La Suprema Corte ha dato il via libera alla stepchild adoption, cioè l’adozione del figlio del partner nelle coppie dello stesso sesso, confermando una sentenza della Corte d’Appello di Roma, con la quale era stata accolta la domanda di adozione di una minore proposta dalla partner della madre, con lei convivente in modo stabile. Scrive Repubblica citando un comunicato stampa della Cassazione:

 

Con la sentenza 12962/16, pubblicata oggi, la Corte Suprema si è pronunciata sull’adozione “in casi particolari” prevista dalla legge 184 del 1983. I giudici della Suprema Corte, nel confermare l’adozione della coppia di donne omosessuali, hanno affermato che questa “non determina in astratto un conflitto di interessi tra il genitore biologico e il minore adottando, ma richiede che l’eventuale conflitto sia accertato in concreto dal giudice”. Secondo la Cassazione, inoltre, questa adozione “prescinde da un preesistente stato di abbandono del minore e può essere ammessa sempreché, alla luce di una rigorosa indagine di fatto svolta dal giudice, realizzi effettivamente il preminente interesse del minore”. La Corte di Cassazione si è pronunciata sulla domanda di adozione di O.A., una minore (che oggi ha sette anni), da parte di una partner stabilmente convivente con la madre.
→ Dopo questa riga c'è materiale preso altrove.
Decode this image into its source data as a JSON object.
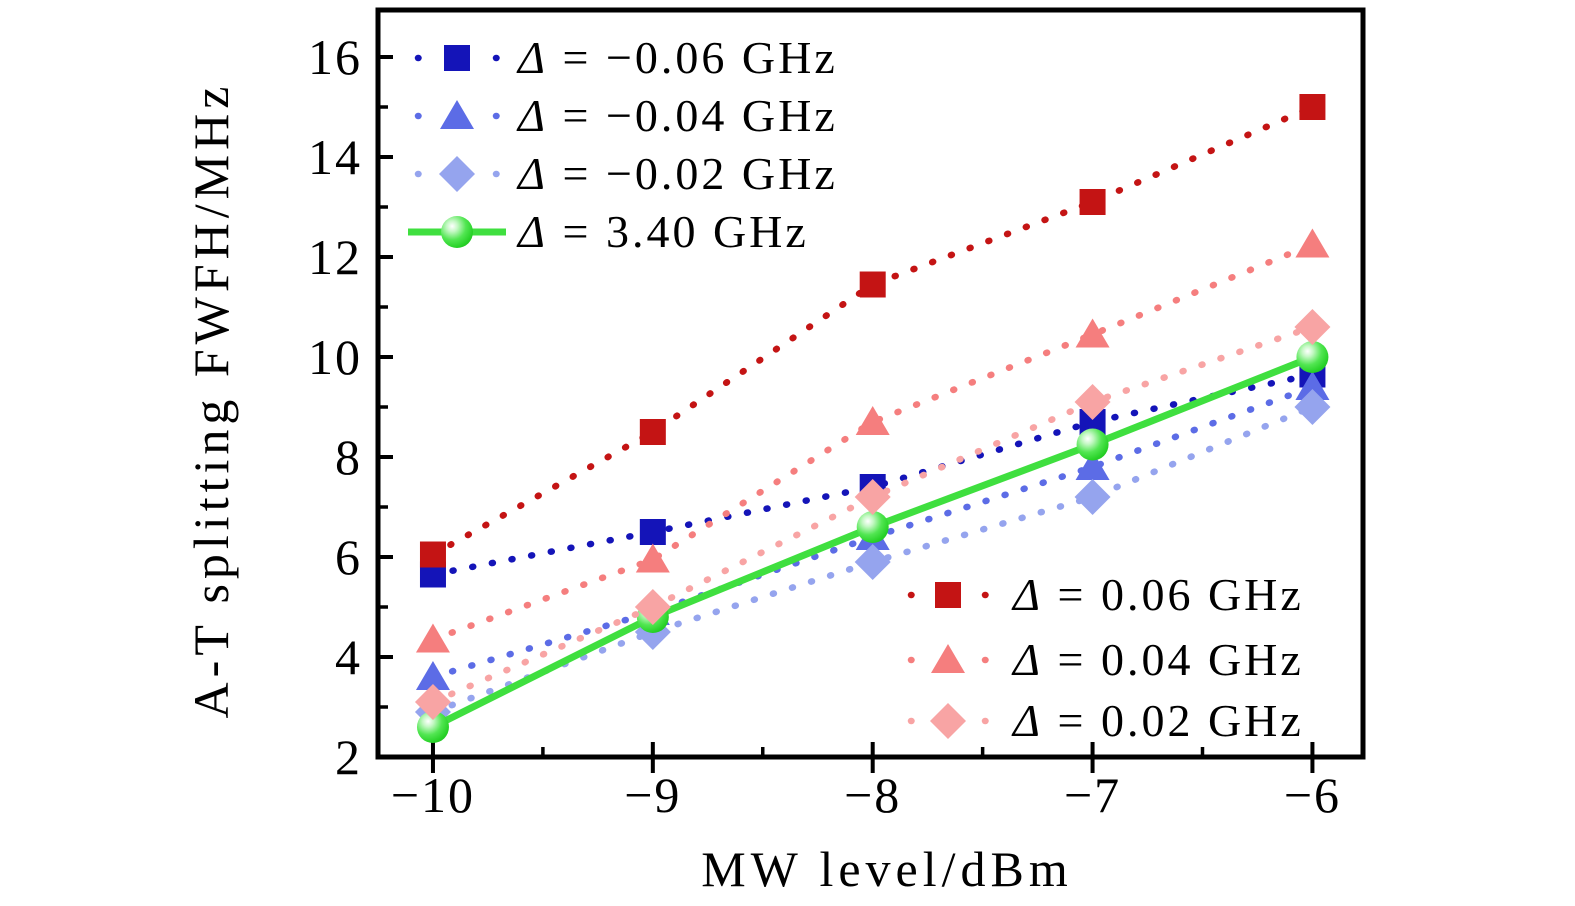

Un primo via libera era stato dato dal Tribunale dei minorenni di Roma nell’estate del 2014, poi l’anno dopo c’era stato la conferma della pronuncia da parte della Corte d’Appello. Le due donne, entrambe romane, vivono assieme dal 2003 e la bambina, nata in Spagna con la procreazione assistita eterologa nel 2009, grazie a questo provvedimento poteva essere adottata dalla mamma non biologica e avere il doppio cognome.

 

 

 

Una decisione che farà giurisprudenza e che risponde al ricorso presentato in Cassazione dalla Procura Generale di Roma: il Pg Giovanni Salvi, con una nota del 24 febbraio scorso, aveva spiegato la decisione del suo ufficio di ricorrere contro la sentenza d’appello del 20 ottobre 2015. Il magistrato aveva giustificato l’iniziativa chiarendo che “in assenza di una espressa disciplina normativa” era infatti “necessario raggiungere un’interpretazione univoca della norma, che superi gli attuali contrasti di giurisprudenza e assicuri a tutti eguale trattamento”.